Partendo proprio dalla nostra città, non più tardi dell’anno scorso è stato avvistato, nei pressi di Portovenere, un particolare Pesce Luna che, a prima vista, potrebbe essere scambiato per uno squalo per via della sua pinna che emerge in superficie quando nuota.
Questo è solito nuotare in mare aperto, anche se non è nuovo aggirarsi anche nelle coste australiane e sudafricane.


Non sono nuovi neanche gli avvistamenti di orche, specialmente nei pressi della costa genovese dove alcuni esemplari si sono lasciati fotografare mentre “visitavano” il Porto di Prà.
Questi enormi animali possono raggiungere i nove metri di lunghezza e un peso di quattro tonnellate; la buona notizia è che malgrado la stazza non sono assolutamente pericolose per l’uomo.


Tornando alla Spezia, più precisamente all’Isola Palmaria, l’estate del 2019 è stata segnata da attimi di panico per i bagnanti che, alla vista di uno squalo, si sono precipitati fuori dall’acqua. L’esemplare in questione era uno squalo verdesca di piccole dimensioni (poco più di un metro) che ha subito abbandonato la zona costiera per dirigersi in acque più’ profonde.
Le sue dimensioni possono arrivare a 3,5 metri per tre quintali di peso ma è raro (ma non impossibile) che rappresentino un pericolo per l’uomo non essendo aggressivo ma piuttosto docile.

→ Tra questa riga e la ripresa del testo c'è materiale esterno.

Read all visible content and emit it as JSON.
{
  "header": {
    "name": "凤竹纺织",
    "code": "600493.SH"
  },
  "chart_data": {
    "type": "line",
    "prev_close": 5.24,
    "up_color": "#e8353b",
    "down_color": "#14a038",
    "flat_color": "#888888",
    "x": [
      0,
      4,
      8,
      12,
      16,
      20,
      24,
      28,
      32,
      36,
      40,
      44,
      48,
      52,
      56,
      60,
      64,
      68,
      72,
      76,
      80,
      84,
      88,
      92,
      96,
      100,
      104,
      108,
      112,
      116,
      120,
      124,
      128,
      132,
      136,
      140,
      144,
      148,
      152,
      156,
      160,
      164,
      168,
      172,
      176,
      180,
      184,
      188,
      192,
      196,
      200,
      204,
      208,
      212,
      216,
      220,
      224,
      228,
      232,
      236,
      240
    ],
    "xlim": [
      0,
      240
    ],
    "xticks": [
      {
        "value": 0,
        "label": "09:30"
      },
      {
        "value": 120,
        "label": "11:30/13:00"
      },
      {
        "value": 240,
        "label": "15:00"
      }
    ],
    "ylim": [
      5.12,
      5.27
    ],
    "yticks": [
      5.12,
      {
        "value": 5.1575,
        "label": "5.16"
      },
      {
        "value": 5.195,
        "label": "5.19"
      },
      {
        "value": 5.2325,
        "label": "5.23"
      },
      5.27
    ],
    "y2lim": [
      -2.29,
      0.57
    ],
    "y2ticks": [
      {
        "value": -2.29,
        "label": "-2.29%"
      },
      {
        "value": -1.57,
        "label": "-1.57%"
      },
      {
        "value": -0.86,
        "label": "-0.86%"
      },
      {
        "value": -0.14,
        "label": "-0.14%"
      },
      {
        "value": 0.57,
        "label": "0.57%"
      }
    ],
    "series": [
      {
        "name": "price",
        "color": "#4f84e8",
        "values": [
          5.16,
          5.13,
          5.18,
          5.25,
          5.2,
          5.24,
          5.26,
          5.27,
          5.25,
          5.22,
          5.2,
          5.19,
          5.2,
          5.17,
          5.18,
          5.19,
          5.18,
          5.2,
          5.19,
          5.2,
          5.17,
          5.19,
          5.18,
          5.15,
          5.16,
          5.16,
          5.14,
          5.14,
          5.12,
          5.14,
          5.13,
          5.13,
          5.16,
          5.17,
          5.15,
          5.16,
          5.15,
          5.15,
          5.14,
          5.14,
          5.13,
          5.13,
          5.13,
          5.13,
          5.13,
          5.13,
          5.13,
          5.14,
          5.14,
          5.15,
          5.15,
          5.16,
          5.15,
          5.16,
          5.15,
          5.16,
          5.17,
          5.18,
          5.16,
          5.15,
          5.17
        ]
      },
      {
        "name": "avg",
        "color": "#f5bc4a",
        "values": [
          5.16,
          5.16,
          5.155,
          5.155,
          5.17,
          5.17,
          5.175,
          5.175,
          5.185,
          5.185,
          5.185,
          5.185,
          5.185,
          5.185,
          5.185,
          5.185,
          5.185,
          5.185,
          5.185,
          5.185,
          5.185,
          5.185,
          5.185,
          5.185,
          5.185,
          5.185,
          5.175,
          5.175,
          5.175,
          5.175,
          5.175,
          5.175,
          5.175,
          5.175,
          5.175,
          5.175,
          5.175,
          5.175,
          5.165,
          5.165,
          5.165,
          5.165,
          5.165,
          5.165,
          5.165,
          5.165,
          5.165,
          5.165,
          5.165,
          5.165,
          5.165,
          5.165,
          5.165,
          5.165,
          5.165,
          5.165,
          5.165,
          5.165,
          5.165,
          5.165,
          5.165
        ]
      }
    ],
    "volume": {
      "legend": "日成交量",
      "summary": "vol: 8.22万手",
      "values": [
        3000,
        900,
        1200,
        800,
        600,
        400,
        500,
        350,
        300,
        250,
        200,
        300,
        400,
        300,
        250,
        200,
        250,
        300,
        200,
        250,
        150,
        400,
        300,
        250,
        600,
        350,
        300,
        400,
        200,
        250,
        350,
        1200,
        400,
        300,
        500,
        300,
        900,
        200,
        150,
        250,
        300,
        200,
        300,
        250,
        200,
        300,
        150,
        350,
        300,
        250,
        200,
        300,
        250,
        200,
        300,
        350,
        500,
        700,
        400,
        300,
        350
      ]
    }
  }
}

Sanremo e Bordighera, invece, sono state teatro di avvistamenti di capodogli, per l’esattezza 24 esemplari che nuotavano indisturbati al largo della costa del ponente.
Grande emozione per l’equipaggio a bordo della Pelagos, un gruppo di ricercatori che monitora balene e delfini con la guardia costiera.
Questo cetaceo è in grado di raggiungere i 18 metri di lunghezza ed un peso di 45 tonnellate, rappresentando uno dei più grandi animali acquatici.


Sempre più frequenti sono le segnalazioni della presenza di delfini, mammiferi che apprezzano particolarmente la presenza dell’uomo, molto spesso “giocando” con i bagnanti che hanno la fortuna di avere un incontro ravvicinato.
Il canale di Portovenere riceve spesso questa gradita visita consentendo alle imbarcazioni di passaggio di condividere questo momento sui loro social.


Meno gradito è l’incontro con la Caravella Portoghese, un celenterato marino che a primo impatto può sembrare una medusa ma non la è, anche se hanno molte similitudini.
Può andare dai 9 ai 30 cm di lunghezza e 15 d’altezza ma la vera caratteristica peculiare è l’estensione dei suoi tentacoli, arrivando fino a 20 metri, un vero e proprio record; sono proprio questi ad essere pericolosi essendo fortemente velenosi ed urticanti, provocando un forte dolore o piaghe sulla pelle.
L’ultimo avvistamento è avvenuto nella zona di Chiavari quest’estate.